Noticing and naming this pattern for yourself, is a huge step. Maybe even trying to note you have any particular triggers—are there words that you hear or say to yourself that make you feel crap? Is it being around a super confident friend? Is it a particular type of clothing or part of getting ready that ‘flares this up’ for you? The more conscious you can be of triggers and thoughts, the more you can begin to dig deep and peel the layers back for yourself. Take notes—literally. Journal it out.
Acceptance is a practice which comes in two parts. Learning to accept what is, as it is. And the acceptance that all things, including our physical bodies are constantly adapting and changing form in response to everything from the environment we are in, stress, water intake, food, the kind of people around us, hormones, the season, how we rest and the ways we move our bodies.
Practicing acceptance is fundamentally the practice of holding loving space for your physical body, as it is right now, and for its many future forms, potentials and adaptations. Practice finding your own way of noticing your inner dialogue without judging it.

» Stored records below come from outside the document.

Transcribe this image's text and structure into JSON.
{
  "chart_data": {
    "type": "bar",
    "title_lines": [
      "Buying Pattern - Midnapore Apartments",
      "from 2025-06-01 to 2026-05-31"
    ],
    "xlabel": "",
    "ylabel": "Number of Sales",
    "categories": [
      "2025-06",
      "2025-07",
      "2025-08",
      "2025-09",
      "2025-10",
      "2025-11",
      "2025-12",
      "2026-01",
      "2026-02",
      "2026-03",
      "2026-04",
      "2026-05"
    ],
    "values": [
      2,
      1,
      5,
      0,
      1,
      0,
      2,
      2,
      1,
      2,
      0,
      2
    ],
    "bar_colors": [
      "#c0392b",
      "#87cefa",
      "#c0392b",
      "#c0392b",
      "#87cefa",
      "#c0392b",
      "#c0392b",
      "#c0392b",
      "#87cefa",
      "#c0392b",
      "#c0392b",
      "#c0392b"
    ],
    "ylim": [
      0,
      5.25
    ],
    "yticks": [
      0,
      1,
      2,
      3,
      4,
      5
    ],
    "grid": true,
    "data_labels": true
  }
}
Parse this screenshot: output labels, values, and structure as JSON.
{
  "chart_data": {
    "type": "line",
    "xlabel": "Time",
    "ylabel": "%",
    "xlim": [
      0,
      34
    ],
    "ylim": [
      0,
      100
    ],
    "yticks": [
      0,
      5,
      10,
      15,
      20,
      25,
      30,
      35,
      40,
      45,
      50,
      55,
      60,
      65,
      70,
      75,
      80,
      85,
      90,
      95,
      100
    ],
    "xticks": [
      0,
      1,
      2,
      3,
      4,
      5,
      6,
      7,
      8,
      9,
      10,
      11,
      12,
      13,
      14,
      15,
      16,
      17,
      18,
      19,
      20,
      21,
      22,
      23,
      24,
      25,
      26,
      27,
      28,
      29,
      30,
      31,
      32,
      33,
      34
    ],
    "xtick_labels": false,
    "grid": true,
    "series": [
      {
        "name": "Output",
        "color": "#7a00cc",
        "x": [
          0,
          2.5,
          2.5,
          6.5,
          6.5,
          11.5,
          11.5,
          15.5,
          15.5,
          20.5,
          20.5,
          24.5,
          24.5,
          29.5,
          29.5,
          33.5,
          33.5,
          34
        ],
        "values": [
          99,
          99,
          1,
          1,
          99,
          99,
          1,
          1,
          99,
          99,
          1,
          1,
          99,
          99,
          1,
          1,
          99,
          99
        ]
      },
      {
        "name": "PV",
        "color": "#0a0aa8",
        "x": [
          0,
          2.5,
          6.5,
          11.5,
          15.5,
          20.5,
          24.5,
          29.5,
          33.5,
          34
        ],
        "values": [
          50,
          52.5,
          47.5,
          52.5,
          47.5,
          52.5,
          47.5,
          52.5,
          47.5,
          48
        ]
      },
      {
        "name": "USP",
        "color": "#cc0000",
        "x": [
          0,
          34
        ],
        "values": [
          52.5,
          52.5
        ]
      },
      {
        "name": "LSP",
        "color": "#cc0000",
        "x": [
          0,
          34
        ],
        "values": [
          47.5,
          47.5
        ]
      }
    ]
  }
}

The more we can notice negative self-talk and name it for what it is, a passing thought—we stop our mind running wild and creating unhelpful stories that are not supportive of how we see ourselves. Confronting this habit can be tough, but pays off with time and loving patience.
Even simply noticing the negative thought and responding to it with something like: ‘Wow, I’m noticing I’m being really hard on myself.’ Try placing a hand on your belly or chest. Take a breath in and out, and say, ‘I love you.’ Sounds fruity, but it can work wonders, especially if the negative body talk comes from a childhood belief or experience. Keep it simple, like you would if talking to a young person, our physical bodies tend to respond best to soft, easy language. Try practicing these gentle processes.
Alternatively you can try replacing a negative body story with something you love about your body, or what it can do.
Next, I believe it can be helpful to have one or two clothing items or accessories that feel like your signature pieces. Not so much to wear everyday, but an item or two that helps you feel connected to your own essence—an amazing ring, a beret, sparkly boots, a super cool oversized blazer. Whatever. It doesn’t matter if it’s expensive or what anyone else thinks of it, you just need to feel connected to it.
I always make sure my ‘essence’ items are kept in a safe place, clean—don’t lend them out to mates—and are ready to wear. So, on days when you aren’t really feeling yourself, these pieces are always ready to offer a reminder of how much you are worth celebrating. That our physical bodies are simply vehicles for our deepest self to express itself through form, creativity, shape and color.
Biggest piece of advice: on the tough self-image days, give yourself permission to play with how you show yourself to the world. Sometimes the magic is simply in breaking the routine or the pattern, in moving our body in a new way, or experimenting with color or style. Here we can find new ways to reclaim and relish in ourselves as physical beings.